Since 1992, payments to physicians for Medicare Part B have been based upon the Resource-Based Relative Value Scale (RBRVS). The RBRVS contains three specific components: the Work Relative Value Unit (RVU), the Practice Expense RVU, and the Malpractice Expense RVU. Each of these measures, relationally, focuses on the resources consumed when a medical provider performs a given service or procedure on a beneficiary.
While there is a complex process to create the individual RVU values, for the most part they rely upon a time calculation that is maintained by the Specialty Society Relative Value Scale Update Committee, or RUC for short. The RUC, which is managed by the American Medical Association (AMA), conducts research on the amount of time it takes to perform a procedure and reports its findings to the Centers for Medicare & Medicaid Services (CMS), which then uses the results to create the RVU components. While the Practice Expense RVU is influenced by this data, it is the Work RVU that is plainly based upon the RUC time estimates.
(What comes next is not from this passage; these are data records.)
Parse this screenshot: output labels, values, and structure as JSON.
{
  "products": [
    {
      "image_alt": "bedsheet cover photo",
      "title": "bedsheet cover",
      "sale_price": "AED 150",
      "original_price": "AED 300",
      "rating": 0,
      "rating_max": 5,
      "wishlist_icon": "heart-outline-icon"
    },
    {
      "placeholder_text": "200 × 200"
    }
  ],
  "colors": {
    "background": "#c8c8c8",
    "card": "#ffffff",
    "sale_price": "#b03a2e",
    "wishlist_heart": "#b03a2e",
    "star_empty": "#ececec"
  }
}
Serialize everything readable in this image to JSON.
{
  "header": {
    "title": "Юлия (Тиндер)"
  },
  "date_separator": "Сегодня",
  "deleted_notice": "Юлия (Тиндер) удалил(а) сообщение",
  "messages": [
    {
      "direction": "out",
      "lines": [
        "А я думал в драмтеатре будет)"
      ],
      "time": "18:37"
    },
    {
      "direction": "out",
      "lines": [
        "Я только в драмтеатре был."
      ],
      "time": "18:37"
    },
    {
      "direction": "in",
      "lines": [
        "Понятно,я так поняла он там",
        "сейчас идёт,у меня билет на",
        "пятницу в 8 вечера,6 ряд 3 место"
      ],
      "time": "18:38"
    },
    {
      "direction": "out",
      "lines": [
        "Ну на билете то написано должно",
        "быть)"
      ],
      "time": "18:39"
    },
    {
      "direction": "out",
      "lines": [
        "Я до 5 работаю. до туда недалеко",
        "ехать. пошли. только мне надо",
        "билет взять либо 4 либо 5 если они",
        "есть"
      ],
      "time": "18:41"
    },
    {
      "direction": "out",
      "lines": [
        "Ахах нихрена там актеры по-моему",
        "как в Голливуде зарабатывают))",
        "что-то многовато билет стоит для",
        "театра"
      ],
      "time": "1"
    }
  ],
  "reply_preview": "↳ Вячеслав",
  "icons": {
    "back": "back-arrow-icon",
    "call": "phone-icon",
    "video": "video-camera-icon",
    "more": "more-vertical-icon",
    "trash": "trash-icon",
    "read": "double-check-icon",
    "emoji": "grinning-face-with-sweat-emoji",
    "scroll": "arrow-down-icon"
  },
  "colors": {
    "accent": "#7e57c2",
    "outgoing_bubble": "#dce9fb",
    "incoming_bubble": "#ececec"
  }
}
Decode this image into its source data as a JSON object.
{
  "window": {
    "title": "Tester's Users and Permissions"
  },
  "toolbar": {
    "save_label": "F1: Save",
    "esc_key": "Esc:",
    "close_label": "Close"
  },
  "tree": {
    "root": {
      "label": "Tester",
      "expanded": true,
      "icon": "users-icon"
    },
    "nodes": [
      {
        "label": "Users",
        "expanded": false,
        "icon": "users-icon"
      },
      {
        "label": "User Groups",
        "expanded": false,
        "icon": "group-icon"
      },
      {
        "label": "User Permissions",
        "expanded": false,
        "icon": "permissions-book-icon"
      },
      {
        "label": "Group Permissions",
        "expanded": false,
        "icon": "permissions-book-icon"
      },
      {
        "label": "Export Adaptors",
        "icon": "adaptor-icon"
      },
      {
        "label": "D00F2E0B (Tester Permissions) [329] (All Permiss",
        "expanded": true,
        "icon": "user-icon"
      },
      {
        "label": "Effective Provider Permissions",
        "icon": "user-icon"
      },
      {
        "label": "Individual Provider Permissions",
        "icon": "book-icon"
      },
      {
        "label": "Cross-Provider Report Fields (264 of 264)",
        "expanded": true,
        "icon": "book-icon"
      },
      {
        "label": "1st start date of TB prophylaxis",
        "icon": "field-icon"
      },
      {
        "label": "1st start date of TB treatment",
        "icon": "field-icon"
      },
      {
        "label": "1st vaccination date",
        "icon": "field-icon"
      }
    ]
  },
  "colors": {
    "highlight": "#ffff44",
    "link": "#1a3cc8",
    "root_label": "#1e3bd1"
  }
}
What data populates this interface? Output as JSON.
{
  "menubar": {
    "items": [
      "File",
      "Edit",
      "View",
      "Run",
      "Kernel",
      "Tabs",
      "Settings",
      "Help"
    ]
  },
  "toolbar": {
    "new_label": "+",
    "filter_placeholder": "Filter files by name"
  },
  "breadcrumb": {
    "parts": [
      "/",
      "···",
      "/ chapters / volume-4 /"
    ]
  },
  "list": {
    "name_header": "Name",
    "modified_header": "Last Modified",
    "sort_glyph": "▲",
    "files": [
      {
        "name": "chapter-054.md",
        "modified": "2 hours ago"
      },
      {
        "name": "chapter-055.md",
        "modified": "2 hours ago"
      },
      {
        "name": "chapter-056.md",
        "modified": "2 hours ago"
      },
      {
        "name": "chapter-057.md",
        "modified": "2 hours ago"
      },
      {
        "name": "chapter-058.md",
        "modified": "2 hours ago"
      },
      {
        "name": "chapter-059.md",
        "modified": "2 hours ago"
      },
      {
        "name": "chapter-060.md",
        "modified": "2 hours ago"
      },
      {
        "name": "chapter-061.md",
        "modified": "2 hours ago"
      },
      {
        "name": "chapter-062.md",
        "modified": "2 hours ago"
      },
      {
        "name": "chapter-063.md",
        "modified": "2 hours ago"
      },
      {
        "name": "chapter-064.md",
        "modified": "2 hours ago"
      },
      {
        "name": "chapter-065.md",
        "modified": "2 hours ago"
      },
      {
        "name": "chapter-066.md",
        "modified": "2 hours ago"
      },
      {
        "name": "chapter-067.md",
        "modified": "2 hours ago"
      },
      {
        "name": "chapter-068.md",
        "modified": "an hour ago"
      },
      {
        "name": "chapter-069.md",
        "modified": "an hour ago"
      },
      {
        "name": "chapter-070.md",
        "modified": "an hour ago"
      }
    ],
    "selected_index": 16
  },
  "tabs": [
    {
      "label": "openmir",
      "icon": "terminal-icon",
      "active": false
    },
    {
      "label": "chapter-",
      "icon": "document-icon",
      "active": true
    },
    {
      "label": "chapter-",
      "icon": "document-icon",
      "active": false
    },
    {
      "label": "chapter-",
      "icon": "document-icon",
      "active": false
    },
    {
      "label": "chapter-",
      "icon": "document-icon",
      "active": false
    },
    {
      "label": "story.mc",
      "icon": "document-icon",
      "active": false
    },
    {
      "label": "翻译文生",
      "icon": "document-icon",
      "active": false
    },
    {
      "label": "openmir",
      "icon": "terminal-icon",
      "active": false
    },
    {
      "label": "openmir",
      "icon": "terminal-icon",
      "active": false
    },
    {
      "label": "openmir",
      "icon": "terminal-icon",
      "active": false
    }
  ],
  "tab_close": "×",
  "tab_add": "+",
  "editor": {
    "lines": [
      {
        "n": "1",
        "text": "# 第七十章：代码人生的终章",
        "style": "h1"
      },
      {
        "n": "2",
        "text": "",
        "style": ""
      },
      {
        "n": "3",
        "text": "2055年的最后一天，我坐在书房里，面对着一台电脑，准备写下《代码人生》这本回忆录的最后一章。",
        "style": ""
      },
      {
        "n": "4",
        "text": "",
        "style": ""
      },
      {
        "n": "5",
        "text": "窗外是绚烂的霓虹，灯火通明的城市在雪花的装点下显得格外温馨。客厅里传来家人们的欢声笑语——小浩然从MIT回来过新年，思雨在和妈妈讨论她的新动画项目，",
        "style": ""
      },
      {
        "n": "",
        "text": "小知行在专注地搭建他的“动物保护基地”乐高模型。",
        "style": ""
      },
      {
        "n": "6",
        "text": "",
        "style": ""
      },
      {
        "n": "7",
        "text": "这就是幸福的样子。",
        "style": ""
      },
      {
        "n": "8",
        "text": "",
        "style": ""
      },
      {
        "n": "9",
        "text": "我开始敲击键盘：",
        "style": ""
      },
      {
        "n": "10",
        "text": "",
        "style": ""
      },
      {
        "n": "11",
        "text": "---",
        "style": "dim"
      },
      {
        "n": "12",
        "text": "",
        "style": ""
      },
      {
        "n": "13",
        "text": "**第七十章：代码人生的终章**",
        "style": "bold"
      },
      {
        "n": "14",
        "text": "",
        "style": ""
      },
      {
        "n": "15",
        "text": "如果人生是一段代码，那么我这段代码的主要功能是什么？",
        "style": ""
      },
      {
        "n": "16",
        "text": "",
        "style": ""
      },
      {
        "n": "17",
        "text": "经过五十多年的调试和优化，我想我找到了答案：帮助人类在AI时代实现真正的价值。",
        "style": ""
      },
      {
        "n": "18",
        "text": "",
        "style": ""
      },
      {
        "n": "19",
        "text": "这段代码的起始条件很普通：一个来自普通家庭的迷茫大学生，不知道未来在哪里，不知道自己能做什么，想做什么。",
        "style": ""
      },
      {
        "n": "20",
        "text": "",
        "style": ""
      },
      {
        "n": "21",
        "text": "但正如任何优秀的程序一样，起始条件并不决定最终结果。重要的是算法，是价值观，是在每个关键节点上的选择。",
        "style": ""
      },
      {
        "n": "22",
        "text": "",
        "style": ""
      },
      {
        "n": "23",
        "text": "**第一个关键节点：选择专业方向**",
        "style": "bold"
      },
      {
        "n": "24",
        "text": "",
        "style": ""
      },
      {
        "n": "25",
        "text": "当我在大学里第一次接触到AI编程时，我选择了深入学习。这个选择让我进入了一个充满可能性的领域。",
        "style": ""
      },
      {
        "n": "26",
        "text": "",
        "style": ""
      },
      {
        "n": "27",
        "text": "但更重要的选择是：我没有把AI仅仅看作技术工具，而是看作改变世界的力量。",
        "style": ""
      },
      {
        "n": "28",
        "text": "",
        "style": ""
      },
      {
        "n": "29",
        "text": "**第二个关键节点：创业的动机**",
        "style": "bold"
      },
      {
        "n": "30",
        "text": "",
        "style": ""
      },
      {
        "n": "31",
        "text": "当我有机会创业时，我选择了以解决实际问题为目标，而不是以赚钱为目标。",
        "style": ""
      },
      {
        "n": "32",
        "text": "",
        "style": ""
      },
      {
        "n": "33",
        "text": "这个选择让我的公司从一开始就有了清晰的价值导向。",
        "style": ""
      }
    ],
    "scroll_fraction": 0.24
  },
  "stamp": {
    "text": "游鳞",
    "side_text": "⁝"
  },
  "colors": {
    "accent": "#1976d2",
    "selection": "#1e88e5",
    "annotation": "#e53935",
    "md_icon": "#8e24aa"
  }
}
These time estimates are created based on a survey system devised by the RUC, which represents only a couple dozen of specialties via national medical specialty societies. Every five years, the RUC goes through a major review of the time estimates and CMS makes adjustments to the RBRVS based upon ongoing recommendations. The reviews are conducted via a survey that is completed by some number of physicians for each of the member specialty societies.